Public bills are also the most common type of law made by the United States Congress and other (e.g. state) legislatures in the US. Notably, the Constitution of the United States prohibits bills of attainder in both state and federal legislatures, meaning private laws cannot be used to punish any specific individual or organization. This clause does not, however, prohibit private laws altogether. It leaves room for the introduction and passage of private bills which are favorable to persons or corporations.

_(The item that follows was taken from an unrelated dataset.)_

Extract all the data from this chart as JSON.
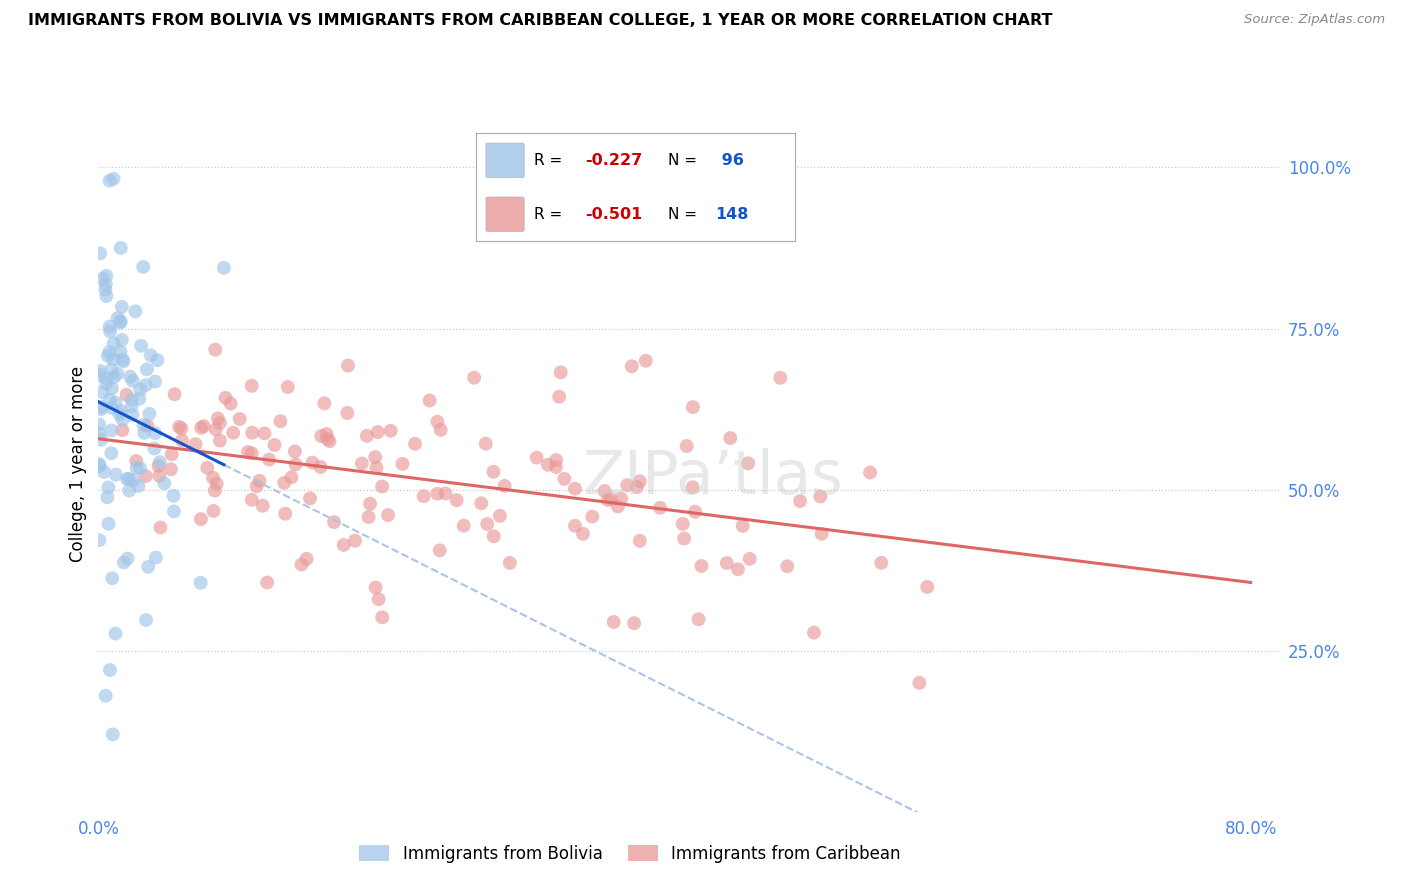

An example of a beneficiary of a private bill was Mary Dimmick Harrison, widow of President Benjamin Harrison, to whom Congress granted a considerable $5,000 annual pension in 1938. Presidential widows had traditionally been awarded a pension, but Mary had married Harrison only after he had left office (she was also 25 years his junior, and was his first wife's niece), and thus Congressional intervention was relatively controversial, even for a private bill.

Congress wrote many private bills in the aftermath of the Civil War to correct service records, grant promotions, or award pensions. Congress also passed private bills to quiet title, convey property to individuals, or release individual government employees from civil liability. Congress also passed private bills to award damages in claims against the government, until creating the United States Court of Claims in 1855 to take over that responsibility. Additional legislation strengthened the Court of Claims and lessened Congressional private bill workloads, such as the Bowman Act of 1883 and the 1887 Tucker Act.

Congress has also awarded citizenship or otherwise assisted thousands of individuals with immigration via private bills (see list of people who have benefited from United States immigration laws). In many cases, such individuals were not otherwise qualified under the immigration laws (including due to quota limits), or the immigration laws were not being timely processed in their favor. Congress often intervened to benefit those who had unusual extenuating circumstances or had performed meritorious service to the United States.

In the United States, private bills were previously common. Historically, private bills made up to 1% of all legislation per session (such as in 1904), but by the 2000s, less than 0.1% of legislation concerned private bills. By the 2010s, virtually no private bills were being passed. Federal agencies are now able to deal with most of the issues that were previously dealt with under private bills as these agencies have been granted sufficient discretion by the United States Congress to deal with exceptions to the general legislative scheme of various laws. The kinds of private bills that are still introduced include grants of citizenship to individuals who are otherwise ineligible for normal visa processing; alleviation of tax liabilities; armed services decorations; and veteran benefits.